Inhalative Glukokortikoide (ICS) sind die Basistherapie von Asthma [1] (zudem sind sie als Zusatz-Therapie auch bei der COPD zugelassen [2]). Die Erkrankung Asthma ist (für sich gesehen) kein Risikofaktor für schwere COVID-19-Verläufe [3] [4] [5]. Dies könnte u. a. durch eine verminderte Expression des für die Aufnahme von SARS-CoV-2 verantwortlichen Rezeptors ACE-2 in den Atemwegen von Patient*innen mit Asthma bedingt sein [3]. Mehrere Studien weisen darauf hin, dass eine ICS-Therapie die ACE-2-Expression bei Patient*innen mit Asthma [6] [7] [8] und möglicherweise auch mit COPD [9] vermindert. Zudem scheinen ICS die Replikation von Coronaviren in experimentellen Studien zu hemmen [10] [11] [12]. Schließlich senkt das systemische Glukokortikoid Dexamethason die Mortalität bei schweren COVID-19-Verläufen [13]. Es wurde daher die Hypothese aufgestellt, dass ICS möglicherweise einen generellen protektiven Effekt bei COVID-19 haben könnten. Die aktuell in der Zeitschrift Lancet Respiratory Medicine publizierte STOIC-Studie von Ramakrishnan et al. aus Großbritannien, die einen positiven Effekt des ICS Budesonid bei Patient*innen mit COVID-19 in einem frühen Krankheitsstadium (Therapiebeginn in den ersten 7 Tagen nach Symptombeginn, unabhängig vom Vorliegen eines Asthma) postuliert [14], hat daher große mediale Aufmerksamkeit erfahren.

Mit diesem Statement möchten wir darauf hinweisen, dass die STOIC-Studie lediglich Hypothesen generierend ist und dass sich aus dieser Studie noch keine generelle Empfehlung für eine ICS-Therapie in der geprüften Dosis für Patient*innen mit COVID-19 ableiten lässt. Hierfür gibt es mehrere Gründe:

  • Nicht verblindete Studie: Es handelte sich zwar um eine randomisierte, aber nicht um eine verblindete Studie, d. h. die Patient*innen und die behandelnden Ärzt*innen wussten, ob das ICS inhaliert wurde oder nicht. Ein möglicher Placebo-Effekt blieb hier also unberücksichtigt.

  • Geringe Patient*innenzahl: Es handelte sich um eine Studie mit vergleichsweise wenigen Patient*innen (je 73 Patient*innen in beiden Gruppen), die über einen auffällig langen Zeitraum (Juli bis Dezember 2020) trotz hoher Infektionszahlen in Großbritannien rekrutiert wurden. Ein Selektions-Bias ist somit nicht ausgeschlossen. Zudem hatten 16 % der Patient*innen in der Budesonid-Gruppe ein Asthma und haben somit möglicherweise auch aufgrund ihrer Grunderkrankung vom ICS profitiert. Daher ist die Aussagekraft für die Gesamtheit der Patient*innen mit COVID-19 eingeschränkt.

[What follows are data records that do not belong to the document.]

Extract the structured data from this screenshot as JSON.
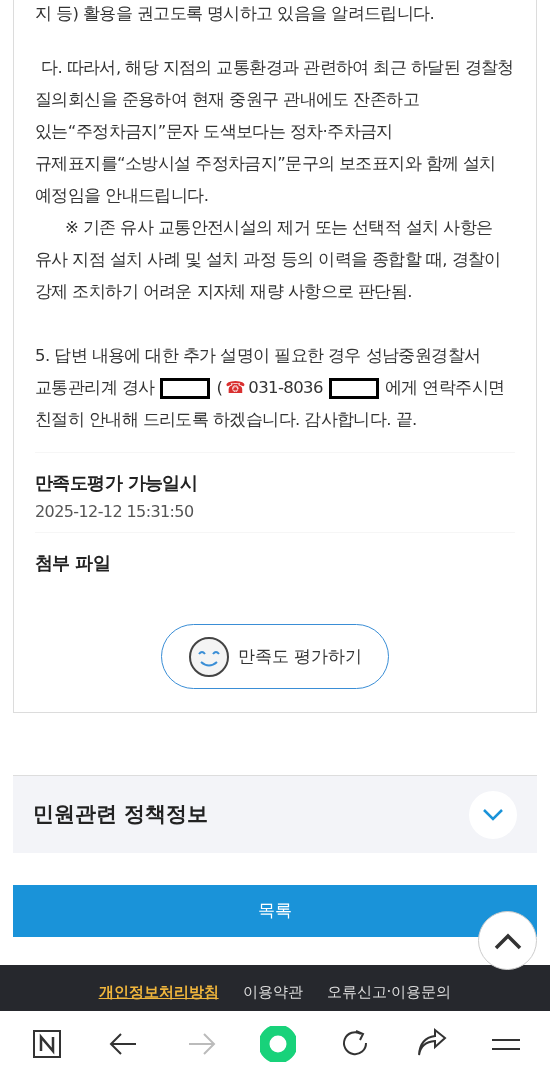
{
  "answer_paragraphs": [
    {
      "kind": "plain",
      "text": "지 등) 활용을 권고도록 명시하고 있음을 알려드립니다."
    },
    {
      "kind": "indented",
      "text": "다. 따라서, 해당 지점의 교통환경과 관련하여 최근 하달된 경찰청 질의회신을 준용하여 현재 중원구 관내에도 잔존하고 있는“주정차금지”문자 도색보다는 정차·주차금지 규제표지를“소방시설 주정차금지”문구의 보조표지와 함께 설치 예정임을 안내드립니다."
    },
    {
      "kind": "note",
      "text": "※ 기존 유사 교통안전시설의 제거 또는 선택적 설치 사항은 유사 지점 설치 사례 및 설치 과정 등의 이력을 종합할 때, 경찰이 강제 조치하기 어려운 지자체 재량 사항으로 판단됨."
    }
  ],
  "contact_paragraph": [
    [
      {
        "kind": "text",
        "text": "5. 답변 내용에 대한 추가 설명이 필요한 경우 성남중원경찰서"
      }
    ],
    [
      {
        "kind": "text",
        "text": "교통관리계 경사"
      },
      {
        "kind": "redacted"
      },
      {
        "kind": "text",
        "text": "("
      },
      {
        "kind": "phone",
        "text": "☎"
      },
      {
        "kind": "text",
        "text": "031-8036"
      },
      {
        "kind": "redacted"
      },
      {
        "kind": "text",
        "text": "에게 연락주시면"
      }
    ],
    [
      {
        "kind": "text",
        "text": "친절히 안내해 드리도록 하겠습니다. 감사합니다.  끝."
      }
    ]
  ],
  "satisfaction_date": {
    "label": "만족도평가 가능일시",
    "value": "2025-12-12 15:31:50"
  },
  "attachments": {
    "label": "첨부 파일"
  },
  "rate_button": {
    "label": "만족도 평가하기"
  },
  "policy_panel": {
    "title": "민원관련 정책정보",
    "expanded": false
  },
  "list_button": {
    "label": "목록"
  },
  "footer_links": [
    {
      "label": "개인정보처리방침",
      "highlighted": true
    },
    {
      "label": "이용약관",
      "highlighted": false
    },
    {
      "label": "오류신고·이용문의",
      "highlighted": false
    }
  ],
  "browser_toolbar": [
    {
      "kind": "home",
      "disabled": false
    },
    {
      "kind": "back",
      "disabled": false
    },
    {
      "kind": "forward",
      "disabled": true
    },
    {
      "kind": "green",
      "disabled": false
    },
    {
      "kind": "reload",
      "disabled": false
    },
    {
      "kind": "share",
      "disabled": false
    },
    {
      "kind": "menu",
      "disabled": false
    }
  ]
}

  • Subjektive Endpunkte: Sowohl der primäre Endpunkt (COVID-19-bedingte ärztliche Vorstellung) als auch die sekundären Endpunkte der Studie (z. B. die Zeit bis zur von den Patient*innen empfundenen klinischen Besserung oder der Bedarf an Antipyretika) sind subjektiv geprägt, und damit anfällig für den o. g. Placebo-Effekt (es ist z. B. möglich, dass Budesonid-behandelte Patient*innen im Vertrauen auf eine ICS-Wirkung ärztliche Hilfe seltener oder später aufsuchten). Dafür spricht, dass sich objektive Studienendpunkte (z. B. Sauerstoffsättigung oder SARS-CoV-2-Viruslast) nicht signifikant von der Kontrollgruppe unterschieden.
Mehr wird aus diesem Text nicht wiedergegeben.